Student movements cannot present a history or a historical tradition.
At the time of the liberal bourgeois revolutions, whether republican or only constitutional, the movements or organisms of students did not have any autonomous actions or objectives. The student groups of the time joined the bourgeois, patriotic or Carbonarist revolutionaries, and sometimes, as in Italy in Curtatone and Montanara, they fought in the ranks of independentist organisations. In France it is certain that the students of the time were among the stormers of the Bastille and the sans-culottes, as well as among the soldiers of the revolutionary armies under the command of the former student of the military school Napoléon Bonaparte. In these cases as in others, the only autonomous class, leading the revolutions and aspiring to the new power, was the financial and entrepreneurial big bourgeoisie.
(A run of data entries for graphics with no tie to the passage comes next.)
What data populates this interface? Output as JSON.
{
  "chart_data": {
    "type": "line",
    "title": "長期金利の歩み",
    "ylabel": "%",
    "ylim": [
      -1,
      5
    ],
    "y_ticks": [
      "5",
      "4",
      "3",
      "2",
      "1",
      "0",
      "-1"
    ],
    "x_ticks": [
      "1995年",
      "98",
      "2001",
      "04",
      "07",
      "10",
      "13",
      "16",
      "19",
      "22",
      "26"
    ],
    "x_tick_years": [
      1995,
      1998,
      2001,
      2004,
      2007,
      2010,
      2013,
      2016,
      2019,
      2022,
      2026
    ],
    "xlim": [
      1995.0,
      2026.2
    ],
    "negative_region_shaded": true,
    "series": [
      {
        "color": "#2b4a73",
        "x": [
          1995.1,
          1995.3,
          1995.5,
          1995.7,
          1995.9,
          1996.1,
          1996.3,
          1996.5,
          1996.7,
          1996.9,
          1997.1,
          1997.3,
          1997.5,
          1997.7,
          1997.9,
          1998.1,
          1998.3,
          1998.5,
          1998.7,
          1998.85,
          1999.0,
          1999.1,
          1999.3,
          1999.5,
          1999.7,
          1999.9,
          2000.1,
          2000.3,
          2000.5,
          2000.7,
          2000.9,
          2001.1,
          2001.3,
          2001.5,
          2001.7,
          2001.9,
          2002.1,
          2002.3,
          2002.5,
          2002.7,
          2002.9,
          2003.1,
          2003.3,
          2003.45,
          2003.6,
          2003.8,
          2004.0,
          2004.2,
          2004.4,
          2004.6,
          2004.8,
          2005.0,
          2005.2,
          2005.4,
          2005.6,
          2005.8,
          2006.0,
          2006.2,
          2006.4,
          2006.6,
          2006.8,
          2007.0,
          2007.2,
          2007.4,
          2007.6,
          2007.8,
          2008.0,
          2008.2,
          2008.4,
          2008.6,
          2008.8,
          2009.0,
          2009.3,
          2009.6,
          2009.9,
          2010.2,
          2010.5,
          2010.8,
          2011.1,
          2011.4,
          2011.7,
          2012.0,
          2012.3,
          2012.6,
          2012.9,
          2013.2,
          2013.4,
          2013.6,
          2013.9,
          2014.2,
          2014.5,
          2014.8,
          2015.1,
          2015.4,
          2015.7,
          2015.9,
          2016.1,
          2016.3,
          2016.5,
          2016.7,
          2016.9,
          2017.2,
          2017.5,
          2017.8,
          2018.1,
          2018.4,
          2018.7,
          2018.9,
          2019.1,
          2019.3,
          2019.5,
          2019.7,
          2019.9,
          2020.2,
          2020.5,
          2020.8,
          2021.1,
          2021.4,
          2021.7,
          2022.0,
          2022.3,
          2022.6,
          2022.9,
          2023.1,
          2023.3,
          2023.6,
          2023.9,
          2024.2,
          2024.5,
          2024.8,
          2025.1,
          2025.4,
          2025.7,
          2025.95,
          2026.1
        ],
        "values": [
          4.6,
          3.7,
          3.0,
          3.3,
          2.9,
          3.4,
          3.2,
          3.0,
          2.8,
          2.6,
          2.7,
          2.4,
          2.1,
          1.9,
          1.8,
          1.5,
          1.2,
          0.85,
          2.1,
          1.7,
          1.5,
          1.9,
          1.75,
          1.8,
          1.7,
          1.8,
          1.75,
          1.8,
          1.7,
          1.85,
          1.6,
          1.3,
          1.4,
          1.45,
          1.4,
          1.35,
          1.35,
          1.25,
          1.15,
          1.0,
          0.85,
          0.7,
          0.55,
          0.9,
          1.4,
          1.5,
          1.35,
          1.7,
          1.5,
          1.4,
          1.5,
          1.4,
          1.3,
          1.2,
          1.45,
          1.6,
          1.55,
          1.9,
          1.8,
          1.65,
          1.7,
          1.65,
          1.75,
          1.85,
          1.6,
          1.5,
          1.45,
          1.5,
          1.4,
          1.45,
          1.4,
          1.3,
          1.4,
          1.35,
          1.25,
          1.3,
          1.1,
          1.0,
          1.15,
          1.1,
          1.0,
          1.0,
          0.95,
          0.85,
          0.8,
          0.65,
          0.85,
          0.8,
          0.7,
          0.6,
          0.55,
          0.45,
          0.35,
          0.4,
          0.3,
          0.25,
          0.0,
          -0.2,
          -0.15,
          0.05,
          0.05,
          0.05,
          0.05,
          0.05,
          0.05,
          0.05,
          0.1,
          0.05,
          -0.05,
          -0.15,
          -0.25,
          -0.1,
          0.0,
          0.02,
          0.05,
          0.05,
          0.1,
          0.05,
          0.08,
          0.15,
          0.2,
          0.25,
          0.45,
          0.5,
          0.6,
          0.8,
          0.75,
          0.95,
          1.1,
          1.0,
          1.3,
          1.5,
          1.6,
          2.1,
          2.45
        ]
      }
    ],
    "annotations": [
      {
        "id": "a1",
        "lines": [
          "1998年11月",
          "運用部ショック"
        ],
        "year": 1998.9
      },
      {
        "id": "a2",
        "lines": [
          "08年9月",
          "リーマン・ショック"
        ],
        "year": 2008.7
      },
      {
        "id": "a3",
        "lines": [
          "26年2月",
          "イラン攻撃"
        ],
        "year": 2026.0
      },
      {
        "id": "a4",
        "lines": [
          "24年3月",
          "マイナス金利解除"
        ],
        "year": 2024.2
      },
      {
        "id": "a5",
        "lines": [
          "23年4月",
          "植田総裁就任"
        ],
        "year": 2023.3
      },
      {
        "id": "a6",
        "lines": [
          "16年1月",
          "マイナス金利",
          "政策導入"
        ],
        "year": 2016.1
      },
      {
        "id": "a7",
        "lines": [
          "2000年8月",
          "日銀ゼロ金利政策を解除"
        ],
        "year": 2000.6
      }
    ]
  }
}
Today, in this rotting 1968, the defence of the autonomy of a student movement by the false communists who succeeded Stalin is nothing more than a new confirmation of the depth of their entanglement in the quicksand of treason and denial. Definitely falling into the depths of the worst social-democratic revisionism, attracted by the prospect of obscene electoral manoeuvres, they developed an absurd thesis according to which students would constitute a social class; they even consider as an extremist left of these incoherent movements, the elements that invoke Mao’s China and that defend on the theoretical level in regard to the state, the formula of “workers’ power”.
Since the false communists of today, heirs of Stalin here as in Budapest, Warsaw or Prague, claim to represent the working class and even the centre of a repugnant and gross organisational and parliamentary unity, we who are the only ones who have remained faithful to the original and invariant doctrine of Marxism, we are entitled to consider as worthy of their cucked face and corresponding stomach, the impassive swallowing and digestion of the absurd theory according to which the gangs of students more or less inflamed by the idea of skipping courses, hanging teachers and cheating on examinations, would form a social class to whom this shameful quotation would be addressed: “Go ahead, young people! Today, it is up to you to play, we offer you at a low price, in pounds sterling or ultra-devalued dollars, the leading role in the world revolution that we had always claimed for the red proletariat”.
The deal is a scam because university students and others are not a real class, nor are all the layers that crowd behind them: intellectuals, such as writers, artists, histrions of different types in which the degeneration of this bourgeois society crystallises: scribblers, daubers, rumour disseminators and hoarse screamers; whereas the working class is a real class that a gang of pimps undresses to prostitute and sell on the market.